David cueillit quelques herbes de plus et ce fut encore le même spectacle. Jusque là ils n'avaient pas eu peur. La curiosité avait balayé leurs appréhensions, les cahiers qu'ils avaient récupérés dans la bonbonne de verre ne contenaient que de simples descriptions de paysages, de ruines curieuses et de passages tranquilles. Ils n'avaient rencontré que des animaux ordinaires, une faune et une flore rassurantes et là où ils avaient buté sur des traces de civilisation, ils n'avaient senti aucune menace... "Les rédacteurs des cahiers ne sont pas venus jusqu'ici... Tout indique qu'ils sont à peine rentrés dans la serre.... je pense qu'ils ne sont pas sortis du canal et qu'ils ont rebroussé chemin au bout d'une heure..." Ali avait retrouvé son calme. "On continue..." fit David. Il arrivèrent enfin sur une place carrée.

Un mur montait jusqu'à la verrière. Ce n'était ni du béton ni de la brique. Un granite rose poli comme les pierres de cimetière, des blocs d'un mètre cinquante jointés sans mortier, ajustés si près qu'il fallait se placer à vingt centimètres pour voir les rainures. Une saillie formait un carré de trois mètres sur trois. Une porte d'acier inoxydable, large de deux mètres faisait une paroi sans accident, un miroir sans distorsions. Au centre, une bille bleue presque immatérielle tenait au métal par un point minuscule. Pas d'inscription, pas de signe. David saisit la petite bille, elle tournait sur elle-même sans se détacher de sa paroi. Le collier se remit à grésiller. Il y eut ensuite un silence . Les successions de brèves et de longues reprirent brusquement.... " ... 2279-SOS-2279-..." On réentendit une mélodie gracieuse.

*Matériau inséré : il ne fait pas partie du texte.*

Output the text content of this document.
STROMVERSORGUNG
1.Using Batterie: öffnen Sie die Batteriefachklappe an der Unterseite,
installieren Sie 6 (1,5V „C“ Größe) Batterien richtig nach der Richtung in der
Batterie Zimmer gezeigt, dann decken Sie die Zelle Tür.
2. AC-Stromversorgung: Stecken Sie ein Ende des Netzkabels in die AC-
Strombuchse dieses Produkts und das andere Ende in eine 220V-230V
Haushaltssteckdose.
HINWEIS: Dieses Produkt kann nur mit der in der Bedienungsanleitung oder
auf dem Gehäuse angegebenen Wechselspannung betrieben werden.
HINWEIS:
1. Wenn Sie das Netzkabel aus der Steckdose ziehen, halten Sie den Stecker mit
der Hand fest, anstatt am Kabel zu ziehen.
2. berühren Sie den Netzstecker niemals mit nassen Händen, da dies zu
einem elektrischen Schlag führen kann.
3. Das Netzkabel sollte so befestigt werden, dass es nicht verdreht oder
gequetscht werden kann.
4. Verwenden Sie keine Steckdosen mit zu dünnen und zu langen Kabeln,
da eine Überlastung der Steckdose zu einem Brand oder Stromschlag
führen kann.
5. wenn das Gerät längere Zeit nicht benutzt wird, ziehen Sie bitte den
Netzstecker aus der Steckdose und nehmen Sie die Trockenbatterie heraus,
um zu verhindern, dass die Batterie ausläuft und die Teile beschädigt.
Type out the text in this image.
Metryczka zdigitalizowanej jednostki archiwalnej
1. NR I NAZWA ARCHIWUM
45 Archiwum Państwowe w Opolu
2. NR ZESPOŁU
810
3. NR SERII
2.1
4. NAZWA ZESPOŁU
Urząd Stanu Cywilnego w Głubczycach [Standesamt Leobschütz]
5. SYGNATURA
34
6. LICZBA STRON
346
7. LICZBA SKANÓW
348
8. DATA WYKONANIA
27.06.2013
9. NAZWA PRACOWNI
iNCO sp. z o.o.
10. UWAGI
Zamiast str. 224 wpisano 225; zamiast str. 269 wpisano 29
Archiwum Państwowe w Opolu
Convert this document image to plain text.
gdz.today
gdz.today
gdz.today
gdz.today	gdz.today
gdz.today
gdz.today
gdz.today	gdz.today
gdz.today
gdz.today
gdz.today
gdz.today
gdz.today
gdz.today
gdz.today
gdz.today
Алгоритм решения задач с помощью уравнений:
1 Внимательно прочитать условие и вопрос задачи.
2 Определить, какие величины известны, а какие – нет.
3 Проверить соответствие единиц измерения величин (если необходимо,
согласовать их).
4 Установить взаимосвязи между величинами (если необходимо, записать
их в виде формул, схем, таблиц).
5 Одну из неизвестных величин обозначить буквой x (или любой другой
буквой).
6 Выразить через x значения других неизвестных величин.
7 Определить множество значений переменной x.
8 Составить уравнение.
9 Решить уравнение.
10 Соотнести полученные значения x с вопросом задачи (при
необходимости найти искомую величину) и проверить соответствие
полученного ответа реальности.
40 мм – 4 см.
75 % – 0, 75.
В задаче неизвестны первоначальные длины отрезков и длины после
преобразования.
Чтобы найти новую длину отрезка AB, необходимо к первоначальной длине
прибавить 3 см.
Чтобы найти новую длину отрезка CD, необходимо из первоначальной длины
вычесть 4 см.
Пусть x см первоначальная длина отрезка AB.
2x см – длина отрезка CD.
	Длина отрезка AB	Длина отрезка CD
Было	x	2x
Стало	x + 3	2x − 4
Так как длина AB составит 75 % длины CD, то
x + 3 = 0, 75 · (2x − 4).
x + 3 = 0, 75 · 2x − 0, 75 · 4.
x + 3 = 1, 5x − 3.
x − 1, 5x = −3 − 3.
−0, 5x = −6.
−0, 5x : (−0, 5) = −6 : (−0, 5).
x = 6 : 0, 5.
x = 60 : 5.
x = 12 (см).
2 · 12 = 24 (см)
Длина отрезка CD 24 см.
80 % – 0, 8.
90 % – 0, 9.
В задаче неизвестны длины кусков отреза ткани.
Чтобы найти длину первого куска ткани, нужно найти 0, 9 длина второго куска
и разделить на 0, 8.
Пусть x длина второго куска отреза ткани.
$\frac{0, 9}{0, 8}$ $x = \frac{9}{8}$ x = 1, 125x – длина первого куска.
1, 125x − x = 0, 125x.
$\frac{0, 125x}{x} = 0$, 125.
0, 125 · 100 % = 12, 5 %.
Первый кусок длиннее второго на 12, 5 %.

La bille à son tour se mit à faire du bruit, à grésiller... Ils retenaient leur respiration... Elle clignota quelques secondes " SOS-2279-2279..." et devint orangée... Leurs jambes tremblèrent quand ils s'aperçurent que la porte massive se mettait à glisser vers la droite.... Elle découvrit une salle blanche sans fenêtres, son plafond sans luminaires éclairait devant eux un rectangle clair où des visages peints, saisis de tristesse, les regardaient. L'un d'entre eux, à demi caché par ce qui ressemblait à un écran monochrome, laissait voir un oeil bleu près d'un arc bleu, rouge et jaune qui figurait l'arc -en-ciel. Ces créatures féminisantes avaient des chevelures teintées en masses vives. Leur silence contrastait avec l'éclat des couleurs sur des fonds très clairs. Bien qu'immobiles, on les sentait poussées de l'intérieur, porteuses de quelque information décisive comme jadis dans les tombeaux d'Egypte d'autres créatures initiaient les morts à la mort.... Sur le côté ils virent une table lumineuse où des fruits verts avaient été rassemblés sur de petits carrés noirs.